If religions must go through the phases of Islam, Christianity, and Buddhism (in no certain order) as lives must go through the phases of youth, middle age and ‘seniority’ = discipline, love and wisdom, then so, too, must societies go through the political phases of dictatorship, democracy and socialism both in their political and economic applications (‘apps’ for short). But the order is not ordered and the ‘roll-out’ is confusing. Silly phases must be gone through (passive voice intentional) and ch-ch-changes must occur in fields and screens of red, blue and green. Stay tuned…

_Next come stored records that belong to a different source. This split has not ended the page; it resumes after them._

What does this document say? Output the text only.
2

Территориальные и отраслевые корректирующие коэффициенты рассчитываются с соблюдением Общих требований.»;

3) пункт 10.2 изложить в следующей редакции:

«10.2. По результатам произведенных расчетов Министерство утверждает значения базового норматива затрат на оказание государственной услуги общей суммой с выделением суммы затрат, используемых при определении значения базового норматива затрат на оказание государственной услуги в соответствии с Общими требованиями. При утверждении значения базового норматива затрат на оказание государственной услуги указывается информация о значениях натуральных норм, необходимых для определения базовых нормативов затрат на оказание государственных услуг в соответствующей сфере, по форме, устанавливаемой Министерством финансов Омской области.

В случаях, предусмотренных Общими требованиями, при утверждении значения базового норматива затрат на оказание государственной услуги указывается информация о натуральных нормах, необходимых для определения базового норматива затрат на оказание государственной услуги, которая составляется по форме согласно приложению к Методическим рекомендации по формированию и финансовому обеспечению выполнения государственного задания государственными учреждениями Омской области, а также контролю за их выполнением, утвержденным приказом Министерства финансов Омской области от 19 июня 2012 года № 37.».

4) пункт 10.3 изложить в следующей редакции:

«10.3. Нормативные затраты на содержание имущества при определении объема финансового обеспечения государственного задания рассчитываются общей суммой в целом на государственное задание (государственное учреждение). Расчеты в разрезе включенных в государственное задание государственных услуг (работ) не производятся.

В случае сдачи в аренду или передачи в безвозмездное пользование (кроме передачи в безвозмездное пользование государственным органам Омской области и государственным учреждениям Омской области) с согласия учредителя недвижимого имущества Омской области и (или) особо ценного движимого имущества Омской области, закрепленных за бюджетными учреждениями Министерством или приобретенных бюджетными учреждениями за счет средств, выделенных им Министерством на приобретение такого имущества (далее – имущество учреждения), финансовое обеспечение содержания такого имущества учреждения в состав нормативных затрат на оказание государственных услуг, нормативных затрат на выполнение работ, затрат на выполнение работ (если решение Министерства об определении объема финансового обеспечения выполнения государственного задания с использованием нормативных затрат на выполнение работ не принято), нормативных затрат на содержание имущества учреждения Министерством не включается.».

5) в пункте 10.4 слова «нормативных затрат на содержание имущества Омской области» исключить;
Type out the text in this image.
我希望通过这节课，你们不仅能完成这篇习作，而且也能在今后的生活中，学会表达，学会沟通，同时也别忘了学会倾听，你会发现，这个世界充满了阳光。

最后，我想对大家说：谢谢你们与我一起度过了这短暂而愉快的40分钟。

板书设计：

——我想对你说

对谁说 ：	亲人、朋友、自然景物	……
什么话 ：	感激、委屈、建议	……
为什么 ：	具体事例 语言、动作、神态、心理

Terborn Zult 3:19 am on January 14, 2018 Permalink |
If “with Communism no longer around to keep Capitalism honest, then Capitalism no longer is (honest),” the question is: how come Buddhism, which has been around for much longer than so-called “communism” (in reality: just the first stages of socialism; and a pretty adulterated version of socialism, for that matter), has never managed to keep capitalism honest, not even for a few decades? If I had the choice, I would most certainly opt for the more efficient -ism….
hardie karges 3:46 am on January 14, 2018 Permalink |
I don’t think it’s ever tried, TBH, since it is not an economic system at all, two entirely different realms, truthfully, such that no matter how much I detest Trump, for instance, I would never suggest that Trump supporters can’t be Buddhists–some are, in fact. Theravada systems are extremely (non) self-oriented, in fact, such that the paradigm is that of a monk not only renounced, but cloistered, and entirely dependent on lay support. I’m moving more in the direction of Mahayana, if not entirely secular, which is much more world-oriented. There is no reason why socialism and Buddhism can’t occur together, really, which is my dream, and certainly much more inspiring, for me at least, than Soviet-style communism, and likely the reason it failed: hard-core materialism is just very inspiring for many, if not most, of us. Thx for your comment, Norbert, and happy new year…
RemedialEthics 10:23 pm on June 21, 2018 Permalink |
Reblogged this on Site Title and commented:
I stumbled upon this blog at the perfect time. It is now June 2018 and I am so disillusioned with the apathy and outright nastiness of my fellow Americans that I am looking at real estate in Mexico and somehow (thanks to more than a slight case of ADHD) I ended up here and have been peacefully absorbed by hopeful rather than hateful words for the first time in months.